Mode-based derivation of adjoint equations - a lazy man's approach

TL;DR

This paper introduces a novel modal-based method for deriving adjoint equations using an extended Arnoldi factorization, offering an alternative to traditional continuous, discrete, and automatic differentiation approaches.

Contribution

It presents the dynamical Arnoldi method (DAM) for approximating operators in adjoint derivation, applicable to non-symmetric coupled PDEs, expanding the toolkit for adjoint computations.

Findings

Successfully applied to Burgers and Euler equations.

Demonstrated effectiveness in an optimization problem.

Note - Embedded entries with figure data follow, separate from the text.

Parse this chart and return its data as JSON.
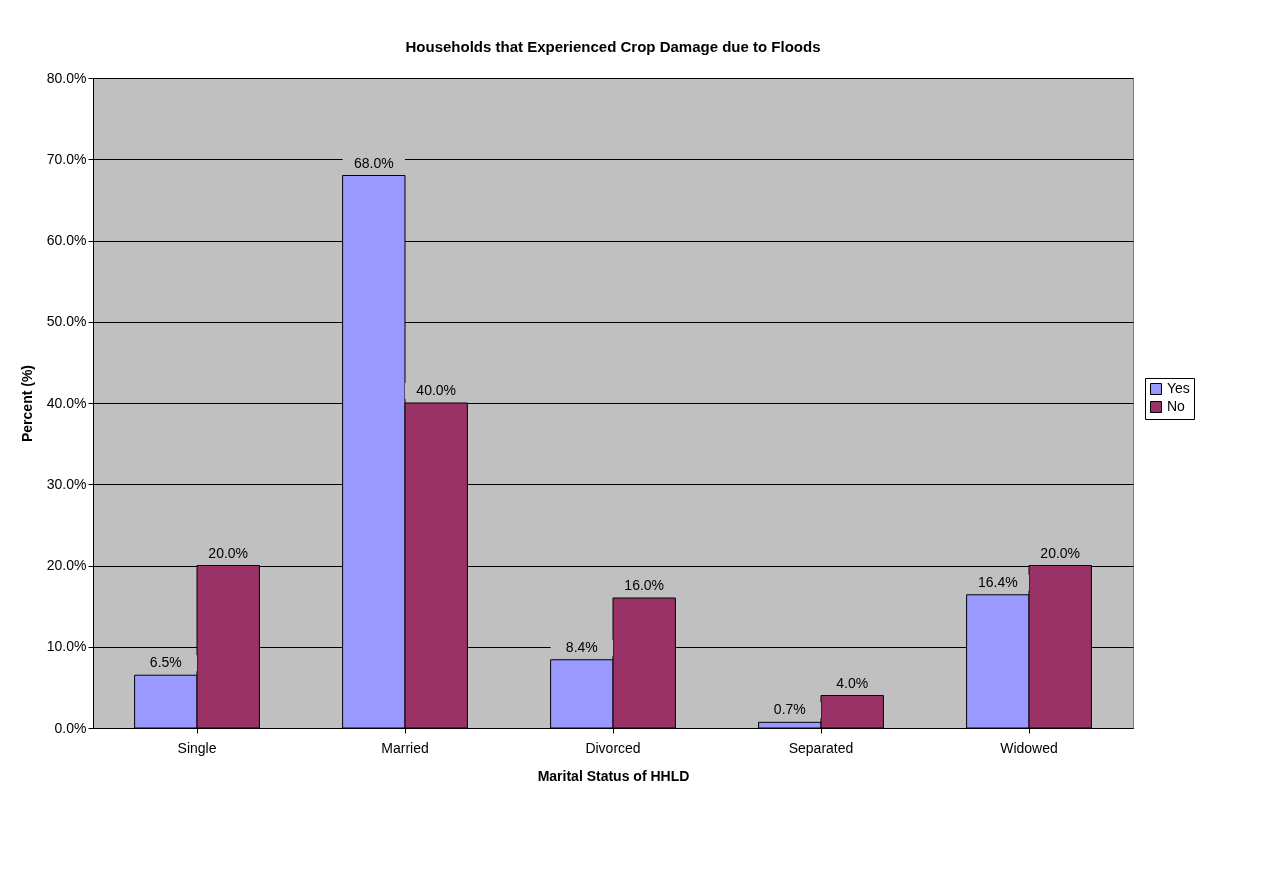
{
  "chart_data": {
    "type": "bar",
    "title": "Households that Experienced Crop Damage due to Floods",
    "xlabel": "Marital Status of HHLD",
    "ylabel": "Percent (%)",
    "categories": [
      "Single",
      "Married",
      "Divorced",
      "Separated",
      "Widowed"
    ],
    "series": [
      {
        "name": "Yes",
        "color": "#9999ff",
        "values": [
          6.5,
          68.0,
          8.4,
          0.7,
          16.4
        ],
        "value_labels": [
          "6.5%",
          "68.0%",
          "8.4%",
          "0.7%",
          "16.4%"
        ]
      },
      {
        "name": "No",
        "color": "#993366",
        "values": [
          20.0,
          40.0,
          16.0,
          4.0,
          20.0
        ],
        "value_labels": [
          "20.0%",
          "40.0%",
          "16.0%",
          "4.0%",
          "20.0%"
        ]
      }
    ],
    "ylim": [
      0,
      80
    ],
    "yticks": [
      {
        "value": 0,
        "label": "0.0%"
      },
      {
        "value": 10,
        "label": "10.0%"
      },
      {
        "value": 20,
        "label": "20.0%"
      },
      {
        "value": 30,
        "label": "30.0%"
      },
      {
        "value": 40,
        "label": "40.0%"
      },
      {
        "value": 50,
        "label": "50.0%"
      },
      {
        "value": 60,
        "label": "60.0%"
      },
      {
        "value": 70,
        "label": "70.0%"
      },
      {
        "value": 80,
        "label": "80.0%"
      }
    ],
    "grid": "y",
    "legend": "right"
  }
}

Provides a third alternative for adjoint derivation methods.

Abstract

A method to calculate the adjoint solution for a large class of partial differential equations is discussed. It differs from the known continuous and discrete adjoint, including automatic differentiation. Thus, it represents an alternative, third method. It is based on a modal representation of the linearized operator of the governing (primal) system. To approximate the operator an extended version of the Arnoldi factorization, the dynamical Arnoldi method (DAM) is introduced. The DAM allows to derive approximations for operators of non-symmetric coupled equations, which are inaccessible by the classical Arnoldi factorization. The approach is applied to the Burgers equation and to the Euler equations on periodic and non-periodic domains. Finally, it is tested on an optimization problem.